WULF010: “OCHE-AI YE FOOKIN’ RAY-TOORDS!!! Now listen ye little craps, it really chaps me arse when ye yell so damn loud aught ye monster ye wont me te kill fur ye can ‘ear you all an’ eat us all furst! Now, ye en’t no 8th Level Barbarians are ye?”
ALL: “Um, no.”
WULF010: “Exactly! Now, do any of ye know how much money a Barbarian makes?”
ALL: (very awkward) “No…”
WULF010: “Well, it EN’T TOO FRIKKIN’ MUCH YE WEE PUNKS! NOW SHUT UP AFORE AUGHT THING CHARGES IN AN’ EATS US ALL!!!”

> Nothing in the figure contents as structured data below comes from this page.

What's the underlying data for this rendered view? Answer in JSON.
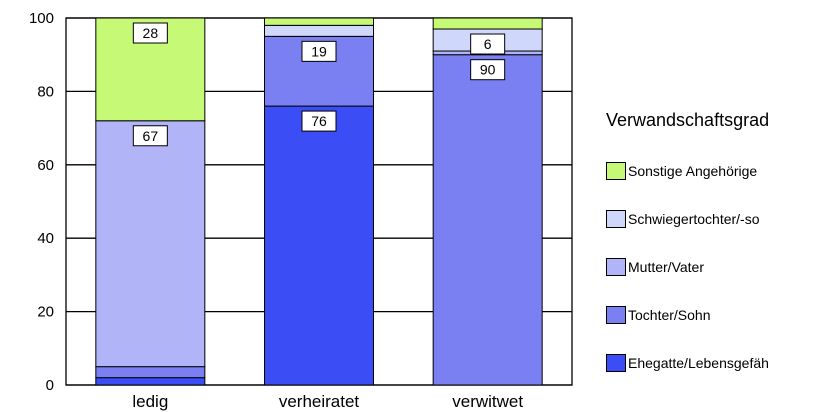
{
  "chart_data": {
    "type": "bar",
    "stacked": true,
    "categories": [
      "ledig",
      "verheiratet",
      "verwitwet"
    ],
    "ylim": [
      0,
      100
    ],
    "yticks": [
      0,
      20,
      40,
      60,
      80,
      100
    ],
    "grid": true,
    "legend_title": "Verwandschaftsgrad",
    "legend_position": "right",
    "series": [
      {
        "name": "Ehegatte/Lebensgefäh",
        "color": "#3b4ef5",
        "values": [
          2,
          76,
          0
        ]
      },
      {
        "name": "Tochter/Sohn",
        "color": "#7a7ff2",
        "values": [
          3,
          19,
          90
        ]
      },
      {
        "name": "Mutter/Vater",
        "color": "#b2b4f8",
        "values": [
          67,
          0,
          1
        ]
      },
      {
        "name": "Schwiegertochter/-so",
        "color": "#cfd8fb",
        "values": [
          0,
          3,
          6
        ]
      },
      {
        "name": "Sonstige Angehörige",
        "color": "#c6f975",
        "values": [
          28,
          2,
          3
        ]
      }
    ],
    "data_labels": [
      {
        "category": "ledig",
        "series": "Sonstige Angehörige",
        "text": "28"
      },
      {
        "category": "ledig",
        "series": "Mutter/Vater",
        "text": "67"
      },
      {
        "category": "verheiratet",
        "series": "Tochter/Sohn",
        "text": "19"
      },
      {
        "category": "verheiratet",
        "series": "Ehegatte/Lebensgefäh",
        "text": "76"
      },
      {
        "category": "verwitwet",
        "series": "Schwiegertochter/-so",
        "text": "6"
      },
      {
        "category": "verwitwet",
        "series": "Tochter/Sohn",
        "text": "90"
      }
    ]
  }
}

(And just then, there is a horrible, awful, awful growl coming from the back of the cave. It sounds like what you might think someone… or something… that crawled straight out of the primordial depths of Hell might sound like. Deep, low, and venomous!)
THING: “Uuuuugggggggggrrrrrrrrrooooooowwwwwwlllllllllll!!!! !!!!!!!!!!!!!!!!!!!!!!!!!!!!”
ALL: “AIIIIIIIIIIIIIIIIIIIIIIIIIIIII!!!!!!!!!!!!!!!!!!!!!!! !!!!!!!!!!!!!!!!!!!!!!!!!!!!!!!!!!!!!!!!!!!!”